Consent is one key; control is another. While industry executives, music-makers of all shapes and flavors, influencers and lawmakers must collectively insist that musicians remain masters of their own voices, I recommend we go further by empowering artists themselves to take the lead.
It would be brilliant, and fair, for Madonna or Janelle Monáe, Juanes or Kendrick Lamar, to release interactive AI albums that they, the artists, control. Such properties could allow fans to create custom AI tracks from raw material exclusively recorded for that purpose. Under no circumstances should AI assets be leveraged for any use without the explicit permission — and compensation — of the humans responsible for the music on which those algorithms were trained.
…And I Feel Fine
In the face of AI’s explosion, we must remember to stay curious, hungry and optimistic. Investors, inventors and tech companies must look beyond novelty song creation as the technology’s highest musical goal; I can’t imagine how far AI will go when applied to creating new instruments, for example. Much of the music I make is improvisational, formed in my brain milliseconds before it’s realized by my fingers. How amazing would it be to jam with live band members — as well as an AI algorithm trained to create instant orchestrations, in real time as I play, using a never-before-heard chimera of Les Paul overdrive, volcanic glass vibraphone and a grizzly bear roaring?

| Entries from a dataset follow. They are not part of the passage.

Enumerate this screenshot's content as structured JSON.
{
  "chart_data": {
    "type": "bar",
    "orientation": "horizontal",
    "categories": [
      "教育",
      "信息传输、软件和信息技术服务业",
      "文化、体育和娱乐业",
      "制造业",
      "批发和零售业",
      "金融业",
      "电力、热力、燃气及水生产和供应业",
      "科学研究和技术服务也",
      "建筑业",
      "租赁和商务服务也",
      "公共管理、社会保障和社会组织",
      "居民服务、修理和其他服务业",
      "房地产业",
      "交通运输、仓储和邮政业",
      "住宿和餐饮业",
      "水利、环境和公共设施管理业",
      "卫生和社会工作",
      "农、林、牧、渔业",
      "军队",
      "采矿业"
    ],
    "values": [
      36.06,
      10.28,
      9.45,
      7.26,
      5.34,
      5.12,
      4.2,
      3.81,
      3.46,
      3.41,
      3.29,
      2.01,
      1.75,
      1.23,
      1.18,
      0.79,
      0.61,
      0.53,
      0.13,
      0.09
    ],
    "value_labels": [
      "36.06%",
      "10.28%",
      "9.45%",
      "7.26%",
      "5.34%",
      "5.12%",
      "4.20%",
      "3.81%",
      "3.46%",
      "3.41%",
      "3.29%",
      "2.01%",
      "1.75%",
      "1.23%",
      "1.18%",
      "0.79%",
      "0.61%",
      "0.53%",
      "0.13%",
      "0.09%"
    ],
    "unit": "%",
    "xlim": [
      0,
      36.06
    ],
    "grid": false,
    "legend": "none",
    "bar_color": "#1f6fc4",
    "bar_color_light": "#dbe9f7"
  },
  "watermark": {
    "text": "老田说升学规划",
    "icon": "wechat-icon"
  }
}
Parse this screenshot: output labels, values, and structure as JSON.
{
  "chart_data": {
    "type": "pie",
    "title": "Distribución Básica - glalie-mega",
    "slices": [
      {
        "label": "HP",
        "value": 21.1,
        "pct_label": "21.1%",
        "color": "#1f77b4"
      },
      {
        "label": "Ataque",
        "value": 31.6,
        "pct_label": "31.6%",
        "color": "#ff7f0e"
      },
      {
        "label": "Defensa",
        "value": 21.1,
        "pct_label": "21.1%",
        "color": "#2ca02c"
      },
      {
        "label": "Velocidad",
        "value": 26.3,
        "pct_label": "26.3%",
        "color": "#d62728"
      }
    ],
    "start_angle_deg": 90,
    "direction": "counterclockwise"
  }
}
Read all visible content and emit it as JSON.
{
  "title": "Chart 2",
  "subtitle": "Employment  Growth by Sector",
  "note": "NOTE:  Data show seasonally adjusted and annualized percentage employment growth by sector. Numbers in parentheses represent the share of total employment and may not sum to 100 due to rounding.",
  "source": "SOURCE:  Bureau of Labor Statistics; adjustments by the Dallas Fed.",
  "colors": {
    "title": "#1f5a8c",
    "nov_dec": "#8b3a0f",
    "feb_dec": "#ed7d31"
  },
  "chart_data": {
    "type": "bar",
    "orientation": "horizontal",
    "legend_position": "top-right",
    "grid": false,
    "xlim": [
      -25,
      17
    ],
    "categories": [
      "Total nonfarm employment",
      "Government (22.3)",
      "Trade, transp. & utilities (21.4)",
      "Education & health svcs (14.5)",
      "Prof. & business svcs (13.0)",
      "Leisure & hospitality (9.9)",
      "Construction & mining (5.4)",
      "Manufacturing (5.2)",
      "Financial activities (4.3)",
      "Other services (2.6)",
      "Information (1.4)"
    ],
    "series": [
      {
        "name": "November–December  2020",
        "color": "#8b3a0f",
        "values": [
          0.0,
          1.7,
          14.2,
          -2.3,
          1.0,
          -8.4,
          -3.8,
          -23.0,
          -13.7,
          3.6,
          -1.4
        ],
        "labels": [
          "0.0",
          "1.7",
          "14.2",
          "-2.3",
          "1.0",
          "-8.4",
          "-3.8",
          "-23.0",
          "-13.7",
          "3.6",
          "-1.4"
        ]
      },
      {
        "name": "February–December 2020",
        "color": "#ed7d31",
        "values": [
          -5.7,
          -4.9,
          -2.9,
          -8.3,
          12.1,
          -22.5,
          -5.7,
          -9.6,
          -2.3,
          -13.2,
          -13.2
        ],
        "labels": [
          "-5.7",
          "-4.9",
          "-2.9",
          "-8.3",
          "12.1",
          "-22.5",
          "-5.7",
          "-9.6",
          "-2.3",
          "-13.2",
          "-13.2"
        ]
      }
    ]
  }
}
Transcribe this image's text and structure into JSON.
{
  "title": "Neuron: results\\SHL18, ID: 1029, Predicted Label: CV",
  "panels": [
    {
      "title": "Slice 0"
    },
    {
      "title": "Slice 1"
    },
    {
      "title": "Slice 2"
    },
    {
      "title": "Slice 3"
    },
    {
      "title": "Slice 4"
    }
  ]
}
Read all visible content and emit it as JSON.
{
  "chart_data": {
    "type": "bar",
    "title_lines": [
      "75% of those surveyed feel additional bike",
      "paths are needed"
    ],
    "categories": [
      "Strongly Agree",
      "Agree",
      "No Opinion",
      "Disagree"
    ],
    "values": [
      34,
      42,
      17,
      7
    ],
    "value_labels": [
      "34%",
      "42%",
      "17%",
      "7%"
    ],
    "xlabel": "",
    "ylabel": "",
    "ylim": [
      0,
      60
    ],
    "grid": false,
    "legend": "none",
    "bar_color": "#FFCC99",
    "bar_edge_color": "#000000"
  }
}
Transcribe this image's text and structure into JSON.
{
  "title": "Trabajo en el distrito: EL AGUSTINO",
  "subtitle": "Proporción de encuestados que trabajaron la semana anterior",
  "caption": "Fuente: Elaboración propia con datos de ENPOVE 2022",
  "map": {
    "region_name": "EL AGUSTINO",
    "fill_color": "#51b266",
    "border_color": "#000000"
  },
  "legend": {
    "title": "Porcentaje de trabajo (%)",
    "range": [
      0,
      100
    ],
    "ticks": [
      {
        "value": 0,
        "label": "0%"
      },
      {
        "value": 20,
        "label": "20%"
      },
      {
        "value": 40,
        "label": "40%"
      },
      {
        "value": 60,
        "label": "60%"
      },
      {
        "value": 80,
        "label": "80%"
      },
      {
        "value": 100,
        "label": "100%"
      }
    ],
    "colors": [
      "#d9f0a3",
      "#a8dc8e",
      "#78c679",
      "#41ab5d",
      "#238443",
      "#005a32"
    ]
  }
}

AI presents massive challenges to human creators of any sort, but if we proceed with thoughtfulness and respect, new innovations will lift music-making communities everywhere. I for one will be thrilled to learn who the first Beethoven, Beyoncé and Robert Johnson of the AI era will be, and to hear the masterpieces they create.
Michael Gallant is a musician, composer, producer, and writer living in New York City.